Das nervt ganz schön.

Geh mal unter Leute, äy.
Sprich mit Familie, Freunden etc.
Zitat:
Zitat von Söldner Beitrag anzeigen
Die alte Kröte soll sich endlich beerdigen lassen. Ihre Zeit ist lange vorbei.
Widerliches Vieh [ich bin gemeint], das!
Wie die liebenswerte Schreiberin Panaya teile ich gerne meine Erlebnisse mit und bin der Meinung, daß nicht wenige Leser an ihnen Wohlgefallen finden. – Der mir von Dir unterstellte Exhibitionismus kann durch die beiden Tatsachen abgeschwächt werden, daß ich hier, erstens, keine „Selfies“ von mir verbreite, und zweitens, daß ich hier unter einem Pseudonym schreibe. Und auf eben diesen beiden unbestreitbaren Tatsachen beruht meine Zurückhaltung, andere Schreiber ‚persönlich‘ anzugreifen oder zu verunglimpfen.

Meinen Kindern las ich viele Dutzend Kinderbücher vor. Je älter sie wurden, um so mehr zeigten sie Interesse an dem, was ich aus dem Leben meiner Vorfahren zu berichten wußte. Sie wollten wissen, wo und wie ich aufwuchs. Sie stellten mir Fragen, welche ich ihnen ausführlich beantwortete – jedenfalls so gut wie ich konnte. Ich berichtete ihnen aus meiner Praxis und stellte keine Theorien auf. Obschon es mir als Soziologin möglich gewesen wäre, aufgrund statistischer Erhebungen Prognosen zu erstellen, vermied ich dies, zumal ich besser in die Vergangenheit als in die Zukunft blicken kann. – Wer jemals eine Kloster- oder Universitätsbibliothek betrat, der muß gleich beim Eintritt zur Einsicht gelangen, niemals während seines Lebens auch nur einen Bruchteil all dieser in Regalen und Gestellen eingereihten Bücher lesen zu können. – Diesem Eindruck gemäß verfasse und veröffentliche ich meine Beiträge in diesem mir wertvoll erscheinenden deutschsprachigen Internetforum.

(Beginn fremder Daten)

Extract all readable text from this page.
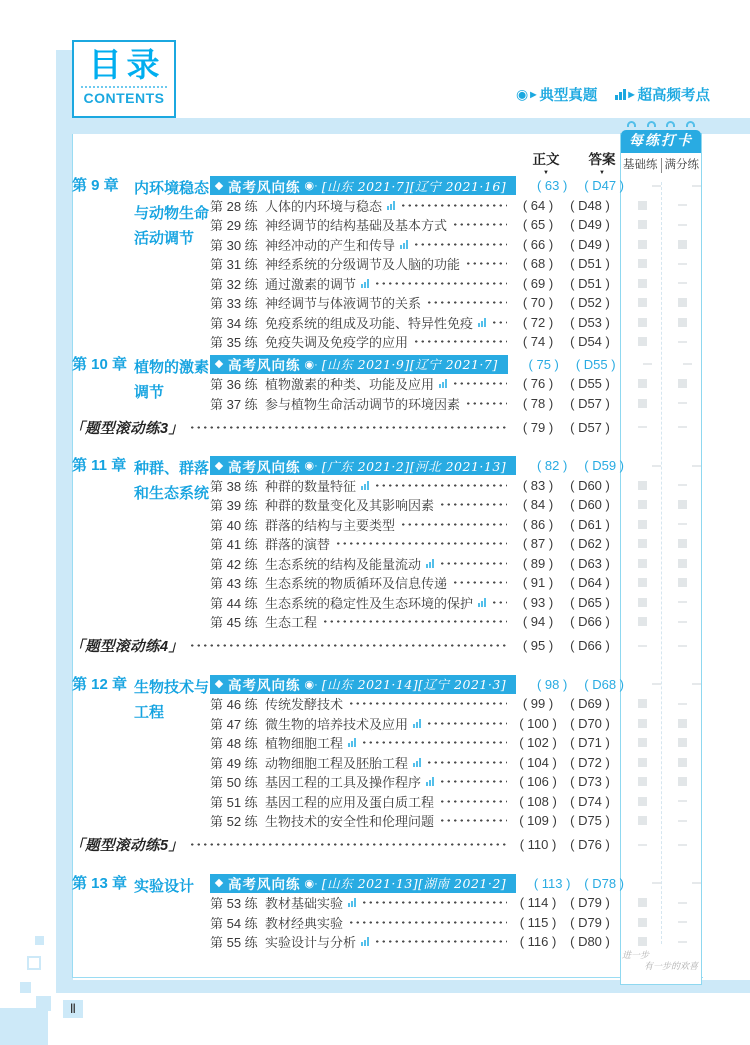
Ⅱ
目录
CONTENTS	◉ ▶ 典型真题	▶ 超高频考点
正文
▼
答案
▼
每练打卡
基础练 满分练
进一步
有一步的欢喜
第 9 章	内环境稳态
与动物生命
活动调节
高考风向练 ◉· [山东 2021·7][辽宁 2021·16]	( 63 )	( D47 )
第 28 练 人体的内环境与稳态	( 64 )	( D48 )
第 29 练 神经调节的结构基础及基本方式	( 65 )	( D49 )
第 30 练 神经冲动的产生和传导	( 66 )	( D49 )
第 31 练 神经系统的分级调节及人脑的功能	( 68 )	( D51 )
第 32 练 通过激素的调节	( 69 )	( D51 )
第 33 练 神经调节与体液调节的关系	( 70 )	( D52 )
第 34 练 免疫系统的组成及功能、特异性免疫	( 72 )	( D53 )
第 35 练 免疫失调及免疫学的应用	( 74 )	( D54 )
第 10 章 植物的激素
调节
高考风向练 ◉· [山东 2021·9][辽宁 2021·7]	( 75 )	( D55 )
第 36 练 植物激素的种类、功能及应用	( 76 )	( D55 )
第 37 练 参与植物生命活动调节的环境因素	( 78 )	( D57 )
「题型滚动练3」	( 79 )	( D57 )
第 11 章 种群、群落
和生态系统
高考风向练 ◉· [广东 2021·2][河北 2021·13]	( 82 )	( D59 )
第 38 练 种群的数量特征	( 83 )	( D60 )
第 39 练 种群的数量变化及其影响因素	( 84 )	( D60 )
第 40 练 群落的结构与主要类型	( 86 )	( D61 )
第 41 练 群落的演替	( 87 )	( D62 )
第 42 练 生态系统的结构及能量流动	( 89 )	( D63 )
第 43 练 生态系统的物质循环及信息传递	( 91 )	( D64 )
第 44 练 生态系统的稳定性及生态环境的保护	( 93 )	( D65 )
第 45 练 生态工程	( 94 )	( D66 )
「题型滚动练4」	( 95 )	( D66 )
第 12 章 生物技术与
工程
高考风向练 ◉· [山东 2021·14][辽宁 2021·3]	( 98 )	( D68 )
第 46 练 传统发酵技术	( 99 )	( D69 )
第 47 练 微生物的培养技术及应用	( 100 )	( D70 )
第 48 练 植物细胞工程	( 102 )	( D71 )
第 49 练 动物细胞工程及胚胎工程	( 104 )	( D72 )
第 50 练 基因工程的工具及操作程序	( 106 )	( D73 )
第 51 练 基因工程的应用及蛋白质工程	( 108 )	( D74 )
第 52 练 生物技术的安全性和伦理问题	( 109 )	( D75 )
「题型滚动练5」	( 110 )	( D76 )
第 13 章 实验设计	高考风向练 ◉· [山东 2021·13][湖南 2021·2]	( 113 )	( D78 )
第 53 练 教材基础实验	( 114 )	( D79 )
第 54 练 教材经典实验	( 115 )	( D79 )
第 55 练 实验设计与分析	( 116 )	( D80 )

Ein paar Anmerkungen noch zu Deinem Wunsch, der meinen Tod betrifft:
  • Ich verfügte testamentarisch (und notariell beglaubigt), daß ich „alte Kröte“ nach meinem Tod nicht beerdigt, sondern kremiert werden möchte. Auch habe ich zu meiner Lebzeit veranlaß, daß dort, wo meine Asche dereinst gesammelt oder ausgestreut wird, kein Grabstein errichtet oder eine Gedenktafel angebracht wird, die auf meine Existenz hinweist.
  • Eine Folge davon, daß ich mich schon seit meiner Jugendzeit eher zu älteren als zu gleichaltrigen Menschen hinzugezogen fühlte, war, daß sich im Verlauf der letzten zehn Jahre der Kreis meiner Freunde und Vertrauten stets verringerte. – Meine beste Freundin verstarb im Jahr 2014 (heute bin ich so alt, wie sie wurde). – Seither entriß mir der unbezwingbare Tod nochmals etliche Menschen, die ich bis an mein Lebensende schmerzlich vermissen werde.
  • Da ich prinzipiell weder an Beerdigungen noch an Abdankungsfeiern teilnehme (und überhaupt Friedhöfe meide), äußerte ich in meinen „Letzten Willen“ den Wunsch, daß nach meinem Ableben keine Abdankungsfeiern und sonstige Zeremonien veranstaltet werden sollten. Ich bat die zuständigen Behörden im vornherein darum, meinen Tod nicht ‚von Amtes wegen‘ zu publizieren. Auch bat ich meine Hinterbliebenen, bei keiner Zeitung eine Todesanzeige oder Trauernachricht aufzugeben.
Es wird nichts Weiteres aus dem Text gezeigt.